Uber to pay $ 148 million to address data breaches with the United States

SAN FRANCISCO (Reuters) – Uber Technologies Inc. [UBER.UL] will pay $ 148 million for failing to disclose a massive data breach in 2016, representing a costly resolution for one of the biggest embarrassments and legal entanglements of the haulage business.

The settlement with 50 US states and Washington, DC, puts an end to one of the many high-risk legal battles that Uber seeks to resolve before an initial public offering next year, while reprimanding Uber's antecedents. .

The amount is the highest among the general regulations of attorneys in confidentiality matters. In comparison, multi-state regulation with Target Corp (TGT.N) in 2017, on a default in which 41 million people were stolen, amounted to $ 18.5 million.

The settlement follows a 10-month investigation into a data breach that revealed personal data from 57 million Uber accounts, including 600,000 driver's license numbers. Uber's new chief executive officer, Dara Khosrowshahi, revealed the offense in November, more than a year after the company's previous piracy.
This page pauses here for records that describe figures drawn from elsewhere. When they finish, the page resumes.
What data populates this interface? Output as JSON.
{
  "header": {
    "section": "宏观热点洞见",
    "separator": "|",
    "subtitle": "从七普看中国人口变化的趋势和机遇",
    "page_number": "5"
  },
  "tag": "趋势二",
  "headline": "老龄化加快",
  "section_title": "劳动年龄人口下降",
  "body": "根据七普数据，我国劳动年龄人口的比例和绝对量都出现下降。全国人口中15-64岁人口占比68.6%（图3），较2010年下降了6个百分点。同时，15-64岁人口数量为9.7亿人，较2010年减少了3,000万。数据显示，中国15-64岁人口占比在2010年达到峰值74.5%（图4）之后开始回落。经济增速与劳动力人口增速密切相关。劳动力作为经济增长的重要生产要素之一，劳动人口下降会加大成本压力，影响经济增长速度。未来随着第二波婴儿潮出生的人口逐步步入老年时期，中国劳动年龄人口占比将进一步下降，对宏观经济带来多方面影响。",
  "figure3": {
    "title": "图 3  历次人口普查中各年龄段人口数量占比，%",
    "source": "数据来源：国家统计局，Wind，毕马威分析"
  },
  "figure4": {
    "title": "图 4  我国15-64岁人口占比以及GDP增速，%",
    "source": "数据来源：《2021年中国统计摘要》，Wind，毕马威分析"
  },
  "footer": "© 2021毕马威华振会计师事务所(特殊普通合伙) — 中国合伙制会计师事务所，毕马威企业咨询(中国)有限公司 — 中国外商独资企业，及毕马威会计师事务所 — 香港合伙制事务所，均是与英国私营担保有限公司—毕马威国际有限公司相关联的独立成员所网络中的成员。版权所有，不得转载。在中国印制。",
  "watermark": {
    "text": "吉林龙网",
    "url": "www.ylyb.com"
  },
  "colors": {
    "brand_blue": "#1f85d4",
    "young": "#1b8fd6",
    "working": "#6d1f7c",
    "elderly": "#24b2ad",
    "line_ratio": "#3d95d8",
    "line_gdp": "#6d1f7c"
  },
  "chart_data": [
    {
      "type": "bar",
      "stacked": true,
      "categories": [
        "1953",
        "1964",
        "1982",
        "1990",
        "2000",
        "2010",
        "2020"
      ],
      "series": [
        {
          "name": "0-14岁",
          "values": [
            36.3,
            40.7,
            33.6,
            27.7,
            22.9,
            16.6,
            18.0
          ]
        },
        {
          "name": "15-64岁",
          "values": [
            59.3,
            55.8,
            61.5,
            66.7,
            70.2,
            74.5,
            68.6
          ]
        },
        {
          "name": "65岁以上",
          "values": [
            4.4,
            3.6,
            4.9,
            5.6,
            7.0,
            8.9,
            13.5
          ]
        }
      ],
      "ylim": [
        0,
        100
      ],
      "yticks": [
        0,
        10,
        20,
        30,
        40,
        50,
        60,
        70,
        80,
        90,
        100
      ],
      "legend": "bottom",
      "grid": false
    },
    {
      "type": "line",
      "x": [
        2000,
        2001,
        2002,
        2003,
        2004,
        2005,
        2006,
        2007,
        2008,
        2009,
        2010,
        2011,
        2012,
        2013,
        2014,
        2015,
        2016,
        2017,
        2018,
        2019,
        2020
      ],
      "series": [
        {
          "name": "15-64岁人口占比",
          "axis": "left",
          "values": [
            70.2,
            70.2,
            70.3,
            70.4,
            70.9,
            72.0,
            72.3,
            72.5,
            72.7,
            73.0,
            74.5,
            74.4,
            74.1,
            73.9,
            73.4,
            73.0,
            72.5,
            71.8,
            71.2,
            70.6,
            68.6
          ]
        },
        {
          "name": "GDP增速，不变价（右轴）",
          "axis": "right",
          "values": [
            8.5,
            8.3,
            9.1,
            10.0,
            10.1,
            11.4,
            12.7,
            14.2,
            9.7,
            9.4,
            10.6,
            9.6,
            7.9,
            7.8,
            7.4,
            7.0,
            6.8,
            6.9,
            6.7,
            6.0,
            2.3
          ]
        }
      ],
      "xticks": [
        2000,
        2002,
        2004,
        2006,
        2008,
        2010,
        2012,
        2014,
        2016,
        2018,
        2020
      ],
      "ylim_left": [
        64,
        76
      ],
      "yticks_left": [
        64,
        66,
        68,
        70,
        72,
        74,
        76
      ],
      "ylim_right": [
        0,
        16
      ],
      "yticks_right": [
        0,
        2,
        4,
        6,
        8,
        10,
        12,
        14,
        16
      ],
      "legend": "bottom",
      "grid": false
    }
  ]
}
Khosrowshahi said the incident should have been leaked to regulators by the time of its discovery in 2016.

Hiding, widely regarded by states as a violation of data breach and data security laws, has drawn the wrath of US and British, Australian and Philippine authorities. About half of the data breach victims lived in the United States.

Settlement terms include changes to Uber's business practices aimed at preventing future violations and reforming its corporate culture. Uber will report all data security incidents to states on a quarterly basis over the next two years and implement a comprehensive information security program overseen by an executive officer who advises senior management and the board of directors Uber.

"We know that gaining the trust of our customers and the regulators we work with globally is not an easy task," said Tony West, legal director of Uber. "We will continue to invest in protecting our customers and their data, and we are committed to building constructive, collaborative relationships with governments around the world."

In November 2016, Uber paid hackers, including a 20-year-old man and a hacker in Canada, $ 100,000 to destroy the stolen data, thanks to its "Bug Bounty" program designed to reward security researchers. in the software of a company. Uber then chose not to report the case to the victims or the authorities.

"Uber's decision to conceal this violation was a blatant breach of public trust," California Attorney General Xavier Becerra said. "In keeping with its corporate culture at the time, Uber swept the breach under the rug in deliberate disregard of the law."

California, one of the leading states in the settlement effort, will retain $ 26 million, which will be split between the state's attorney general's office and the district attorney's office in San Francisco, a door has said. of the Becerra office.

Khosrowshahi fired two of Uber's top security officials when he announced the violation, and other members of the team have since left. The company recently hired a privacy officer and a security officer.

It is still being prosecuted by runners, drivers and cities in Chicago and Los Angeles for data breach.